Cybersecurity: Basic Steps to Help Protect Your Business
Did you see in the news today?
It happened again.
There was another cybersecurity breach.
It seems like almost every day, you pick up the paper or you turn on the TV or you look on social media and there is another breach being reported.
I'm Todd Colvin. I'm the director of Enterprise Data Security for Paychex, Inc.
I'm here today to talk to you about what cybersecurity is, how you can protect yourself, and what to do in the event that you become a victim.
Business email compromise accounts for over $3.1 billion in lost dollars, with over 22,000 victims. That number is up in 2016 1,200%, and continues to grow.
The technique is simple.
It's an email. They send an email to you and they either pretend to be somebody that you know or trust to get you to take an action that will result in losing access to your user accounts. And it’s usually through a link embedded within the body of the message or it's an attachment.
In either case, you're still going to wind up with your system being compromised and your credentials being harvested. And then, the attackers will take those credentials and they will attempt to use those on every possible website. It will try to log into all the common social media sites. It will try to log into all the basic financial banking sites. It will try to log into all the retirement sites. And then they'll use those credentials to log in and siphon money out of your account. And if it's a crime that's up 1,200%, it reflects how simple it is and how successful they are. And so, therefore, you need to take some basic measures. And so what you can do from a preventative perspective, when we're talking about cybersecurity, is you can do some basic hygiene.
One of the things that's available from a basic hygiene perspective is actually using two computers. And I know that might seem a little bit complicated or it might seem like something costly. Although, when you think about the numbers that I shared with you earlier in terms of the number of victims and the amount of money that's been stolen to date, another $500 is really a nominal fee to pay to help you protect yourself. And with a second computer, you could purposefully use that just for financial transactions. So whenever you want to log in and check your bank account records, whenever you want to log in and check retirement services, whenever you want to actually perform a purchase—if you keep all your financial credentials and information on that separate computer, you will limit your exposure. Your separate computer—the one that you use today—use that to surf the internet, use that for answering basic email. Don't use that for storing any kind of password information.
But let's say that you're unable to have two separate computers. Well, what you can do is harden that device. And the way that you can do that is, remove any software, any applications that you just don't use. Delete them all. Because every piece of software that sits on there is one more avenue that the attackers can use to come into your system.
Another real basic technique that you can take is to apply patches that are available from vendors. Those patches help to close vulnerabilities—the same vulnerabilities that the attackers are using to get into your system. So simply making sure that your operating system and your applications are up to date with patches is a great way to help to protect yourself.

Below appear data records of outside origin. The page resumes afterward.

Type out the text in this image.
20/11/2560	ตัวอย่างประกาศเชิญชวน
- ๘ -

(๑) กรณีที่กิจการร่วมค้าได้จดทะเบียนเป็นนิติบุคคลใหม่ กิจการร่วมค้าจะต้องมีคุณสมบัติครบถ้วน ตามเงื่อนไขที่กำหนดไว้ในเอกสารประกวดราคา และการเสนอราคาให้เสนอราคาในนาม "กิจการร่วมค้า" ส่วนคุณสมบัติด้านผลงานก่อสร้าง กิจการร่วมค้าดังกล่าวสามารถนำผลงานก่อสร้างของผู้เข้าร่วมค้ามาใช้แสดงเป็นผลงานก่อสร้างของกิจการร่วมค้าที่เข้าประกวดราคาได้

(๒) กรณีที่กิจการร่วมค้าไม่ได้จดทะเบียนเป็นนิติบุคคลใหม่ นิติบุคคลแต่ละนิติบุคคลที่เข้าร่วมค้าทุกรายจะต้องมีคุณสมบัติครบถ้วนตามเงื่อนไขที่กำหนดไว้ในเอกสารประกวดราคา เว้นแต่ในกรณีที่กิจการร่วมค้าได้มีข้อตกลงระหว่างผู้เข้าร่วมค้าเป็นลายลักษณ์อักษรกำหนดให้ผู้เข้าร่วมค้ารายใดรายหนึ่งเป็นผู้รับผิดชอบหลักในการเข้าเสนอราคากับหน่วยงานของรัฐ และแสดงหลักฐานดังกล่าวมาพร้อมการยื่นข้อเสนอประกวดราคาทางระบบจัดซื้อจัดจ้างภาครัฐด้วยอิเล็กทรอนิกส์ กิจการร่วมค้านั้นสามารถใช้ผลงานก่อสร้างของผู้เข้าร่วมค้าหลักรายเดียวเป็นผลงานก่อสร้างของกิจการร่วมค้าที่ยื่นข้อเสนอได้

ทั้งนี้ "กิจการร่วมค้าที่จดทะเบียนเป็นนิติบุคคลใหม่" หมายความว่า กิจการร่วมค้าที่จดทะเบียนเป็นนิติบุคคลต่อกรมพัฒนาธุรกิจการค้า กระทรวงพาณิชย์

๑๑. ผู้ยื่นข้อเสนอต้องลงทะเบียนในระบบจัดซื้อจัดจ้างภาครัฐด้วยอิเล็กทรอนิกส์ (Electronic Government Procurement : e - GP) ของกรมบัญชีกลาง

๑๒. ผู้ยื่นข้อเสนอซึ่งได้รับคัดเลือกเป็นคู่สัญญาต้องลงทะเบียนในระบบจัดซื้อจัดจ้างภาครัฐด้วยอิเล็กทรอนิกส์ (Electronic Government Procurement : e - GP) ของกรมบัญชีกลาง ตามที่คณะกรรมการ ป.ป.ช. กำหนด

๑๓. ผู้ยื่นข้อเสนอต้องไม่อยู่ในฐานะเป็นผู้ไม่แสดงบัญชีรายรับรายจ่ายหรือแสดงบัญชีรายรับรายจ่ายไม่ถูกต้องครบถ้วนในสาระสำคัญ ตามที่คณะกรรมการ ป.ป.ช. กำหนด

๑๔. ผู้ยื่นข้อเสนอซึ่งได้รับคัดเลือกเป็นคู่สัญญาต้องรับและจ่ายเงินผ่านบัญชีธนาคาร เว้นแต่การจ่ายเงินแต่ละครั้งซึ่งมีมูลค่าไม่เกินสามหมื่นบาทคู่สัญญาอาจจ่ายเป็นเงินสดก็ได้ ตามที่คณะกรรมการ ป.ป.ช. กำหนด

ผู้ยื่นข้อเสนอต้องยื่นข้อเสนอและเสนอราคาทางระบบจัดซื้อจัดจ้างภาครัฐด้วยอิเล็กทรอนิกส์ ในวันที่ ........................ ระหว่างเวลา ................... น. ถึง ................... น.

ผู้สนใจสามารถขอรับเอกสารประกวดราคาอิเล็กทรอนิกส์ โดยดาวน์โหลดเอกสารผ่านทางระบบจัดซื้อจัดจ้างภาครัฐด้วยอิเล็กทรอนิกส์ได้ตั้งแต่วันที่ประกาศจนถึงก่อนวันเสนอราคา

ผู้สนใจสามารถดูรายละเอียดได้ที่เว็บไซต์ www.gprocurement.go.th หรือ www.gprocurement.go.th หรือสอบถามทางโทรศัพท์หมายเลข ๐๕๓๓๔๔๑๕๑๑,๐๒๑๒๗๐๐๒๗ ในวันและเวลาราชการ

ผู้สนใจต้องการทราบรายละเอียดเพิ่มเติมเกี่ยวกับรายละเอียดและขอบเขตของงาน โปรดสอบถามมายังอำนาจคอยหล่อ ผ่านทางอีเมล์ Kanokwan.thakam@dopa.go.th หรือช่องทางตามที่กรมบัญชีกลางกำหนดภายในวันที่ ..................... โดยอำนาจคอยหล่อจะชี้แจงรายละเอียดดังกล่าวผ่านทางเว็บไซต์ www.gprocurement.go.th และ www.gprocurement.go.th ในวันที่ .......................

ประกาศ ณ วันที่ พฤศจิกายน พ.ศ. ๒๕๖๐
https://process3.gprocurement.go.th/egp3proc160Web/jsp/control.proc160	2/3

Additionally, you can make sure that you're running anti-virus software or any type of what we call an internet security suite. And an internet security suite has anti-virus or anti-malware, it usually has some kind of a firewall—a software firewall. And what a software firewall does is limits the profile—the attack—what we call an attack vector—on the system. By default, the computer has a number of connections open. Even though there's only one cable or one wireless connection coming out of the back of the device, there's multiple ports that are open. And so, by using an internet firewall, you can limit just how many of those ports are accessible when you're doing activity on the internet.
Another technique that you can use is complex passwords. Security professionals define complex passwords as being eight or more characters in length, using upper and lowercase alpha, as well as numeric and special characters. The reason why you want to use a complex password is because the attackers have built tools that can guess at passwords. So the longer the length of the password and the more complex it is, the more difficult it is for those tools to determine what your password is. The attackers are going to go to where there's the least amount of resistance.
They're going to look for systems that aren't patched, they're going to look for outdated applications running on systems that they can gain a foothold on, they're going to look for individuals that use relatively easy to guess passwords like dictionary passwords. They're going to move on to the next.
So what happens if you do become a victim?
You want to work with law enforcement and you also want to work with your financial institutions. The Internet Crimes Complaint Center is an avenue for you to be able to reach out and report a crime if it has taken place. They gather the information and they can help to direct your response. And today's financial institutions will help to work with you to lock down your account and make sure that no further loss of funds occurs. And they're very prepared for this, unfortunately, because the amount of business email compromise that takes place nowadays, they are prepared to be able to respond to this and to help to stem the loss.
So take a little time on the internet to do the research with how the attackers are gaining access to systems. Look up cybersecurity and help yourself to understand what you can do in addition to these basic measures to prevent becoming a victim. And if you do become a victim, don't try and go it alone.
There are plenty of resources out there that can help you. So thank you for taking the time today and I hope you learned something.